The plot can be tough to follow at times due to the darting in and out of characters, and killing off of characters as well. The drive of much of this film seems to be setting up the kill scenes, but if you watch closely there is coherence in this picture that comes into full light at the end of the film or leaves your scratching your head in confusion.
Many of the kills in this film are far beyond what one would imagine and goes into much darker territory. If you are a fan of slasher films and have not seen something outside that kind of violence then The Beyond may be too much for you to handle.
Characters are killed by having acid poured on their face, glass to the head, and even eaten to death by tarantulas in slow, blood filled manners. Again this is not a film for the squeamish.
Lucio Fulci is highly regarded in the horror community and was ahead of his time in many ways and truly pushed the boundaries of what horror films could accomplish.
The Beyond is viewed by many as his masterpiece. This is simply a film that must be seen to be believed and is a perfect film to curl up with on a cold winter evening. The Italians really knew how to make great horror films!

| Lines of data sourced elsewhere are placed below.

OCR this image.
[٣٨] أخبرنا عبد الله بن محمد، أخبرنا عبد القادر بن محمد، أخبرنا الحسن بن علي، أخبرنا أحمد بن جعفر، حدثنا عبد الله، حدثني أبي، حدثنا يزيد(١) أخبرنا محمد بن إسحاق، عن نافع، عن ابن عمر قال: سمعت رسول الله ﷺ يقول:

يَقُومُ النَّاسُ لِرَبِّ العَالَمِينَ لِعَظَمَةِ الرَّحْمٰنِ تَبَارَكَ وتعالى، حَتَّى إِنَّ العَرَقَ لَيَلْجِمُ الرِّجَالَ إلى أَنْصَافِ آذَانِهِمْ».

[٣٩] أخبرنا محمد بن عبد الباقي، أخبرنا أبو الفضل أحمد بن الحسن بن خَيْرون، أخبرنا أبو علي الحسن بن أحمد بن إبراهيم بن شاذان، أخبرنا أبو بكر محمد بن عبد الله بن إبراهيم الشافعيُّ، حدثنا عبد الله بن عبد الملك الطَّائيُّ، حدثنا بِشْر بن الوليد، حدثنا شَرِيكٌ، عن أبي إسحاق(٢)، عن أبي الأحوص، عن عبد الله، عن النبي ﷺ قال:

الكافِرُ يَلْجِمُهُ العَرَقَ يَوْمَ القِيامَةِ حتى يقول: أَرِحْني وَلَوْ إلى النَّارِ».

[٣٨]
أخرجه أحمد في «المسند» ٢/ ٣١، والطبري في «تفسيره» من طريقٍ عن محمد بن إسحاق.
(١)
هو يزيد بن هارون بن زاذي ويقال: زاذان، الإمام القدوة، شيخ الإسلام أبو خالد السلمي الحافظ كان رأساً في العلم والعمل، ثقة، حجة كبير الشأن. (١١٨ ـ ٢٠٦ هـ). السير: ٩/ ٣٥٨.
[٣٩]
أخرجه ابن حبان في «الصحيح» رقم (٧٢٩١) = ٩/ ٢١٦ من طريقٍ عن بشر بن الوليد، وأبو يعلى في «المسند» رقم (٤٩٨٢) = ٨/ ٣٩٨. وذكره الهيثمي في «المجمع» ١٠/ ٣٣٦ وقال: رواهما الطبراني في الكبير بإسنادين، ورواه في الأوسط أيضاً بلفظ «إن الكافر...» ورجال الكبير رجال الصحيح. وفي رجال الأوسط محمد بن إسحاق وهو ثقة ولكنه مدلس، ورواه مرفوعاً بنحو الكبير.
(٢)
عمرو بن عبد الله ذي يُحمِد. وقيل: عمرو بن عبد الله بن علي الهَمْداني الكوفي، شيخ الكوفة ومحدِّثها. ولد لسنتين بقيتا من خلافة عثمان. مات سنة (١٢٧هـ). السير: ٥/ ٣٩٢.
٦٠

Final Verdict: Lucio Fulci has been nicknamed the Godfather of Gore due to his heavy handed use of it. While the argument can certainly be made that he relied too heavily on violence and gore at the sacrifice of a coherent plot, his films are still a joy to watch today. His films also still push the violence envelope even by today’s standards. The Beyond is one of his most coherent films with a flurry of gross out scenes as well and it is a film that must be seen by all horror movie fans.